Thirdly, the big one:
...the U.S. government has a technology, called a printing press (or, today, its electronic equivalent), that allows it to produce as many U.S. dollars as it wishes at essentially no cost. By increasing the number of U.S. dollars in circulation, or even by credibly threatening to do so, the U.S. government can also reduce the value of a dollar in terms of goods and services, which is equivalent to raising the prices in dollars of those goods and services. We conclude that, under a paper-money system, a determined government can always generate higher spending and hence positive inflation...
And finally, this little nugget
If we do fall into deflation, however, we can take comfort that the logic of the printing press example must assert itself, and sufficient injections of money will ultimately always reverse a deflation.
Three quotes. Three uses of the word ‘always’.
If something is ‘always’ guaranteed to work, you just keep doing it until you get the result you expected, right.

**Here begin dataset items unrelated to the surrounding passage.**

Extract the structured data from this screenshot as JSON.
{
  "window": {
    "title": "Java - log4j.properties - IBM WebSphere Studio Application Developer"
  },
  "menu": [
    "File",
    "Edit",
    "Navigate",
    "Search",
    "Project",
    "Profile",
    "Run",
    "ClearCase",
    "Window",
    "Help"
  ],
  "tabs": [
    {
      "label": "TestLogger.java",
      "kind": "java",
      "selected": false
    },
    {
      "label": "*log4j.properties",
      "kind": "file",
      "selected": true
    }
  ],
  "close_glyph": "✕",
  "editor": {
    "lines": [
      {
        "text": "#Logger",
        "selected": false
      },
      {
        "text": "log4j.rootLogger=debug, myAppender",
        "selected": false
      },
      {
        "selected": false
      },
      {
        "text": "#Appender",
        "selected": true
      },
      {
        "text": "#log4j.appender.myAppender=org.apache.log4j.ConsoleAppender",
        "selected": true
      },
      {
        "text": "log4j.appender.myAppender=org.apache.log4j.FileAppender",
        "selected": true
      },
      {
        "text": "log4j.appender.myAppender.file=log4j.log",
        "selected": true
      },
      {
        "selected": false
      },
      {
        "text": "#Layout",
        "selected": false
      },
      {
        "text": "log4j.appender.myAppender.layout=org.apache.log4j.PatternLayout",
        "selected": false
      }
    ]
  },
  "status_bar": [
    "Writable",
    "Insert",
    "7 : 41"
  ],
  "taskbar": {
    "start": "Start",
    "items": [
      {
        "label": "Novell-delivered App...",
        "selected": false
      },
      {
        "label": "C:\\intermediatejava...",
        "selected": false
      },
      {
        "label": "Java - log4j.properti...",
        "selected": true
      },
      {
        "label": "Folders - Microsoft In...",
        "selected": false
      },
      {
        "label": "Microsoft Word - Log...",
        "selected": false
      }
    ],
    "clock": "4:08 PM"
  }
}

The inflation warning light that is built into the gold price has been flashing non-stop for eleven straight years and, after the short-lived and, yes I’ll say it, somewhat suspicious-looking correction in December, gold has resumed its inexorable march higher this year amidst a wave of predictions for both high and higher prices and further inflationary action by the ECB in the form of the LTRO along with consistent and concerted talk of the need to generate inflation by the world’s other Central Banks.
(Incidentally, the recent announcement by the FOMC that they would keep their low rate policy for ANOTHER year - out to 2014 - struck me as incredibly strange. The only possible reason for doing that, in my mind at least, would be to fire a shot across the bow of other Central Banks hell-bent on debasing their currencies in the face of a strengthening dollar. That is NOT something Bailabankout Ben is about to sit quietly and let happen. In fact, a case could be quite easily made for QE3 being not necessarily triggered by poor economic numbers, but by a strengthening dollar - but more of that another time).
Gold is most certainly NOT signalling a nice 2% rise in inflation as its gains since 2000 demonstrate.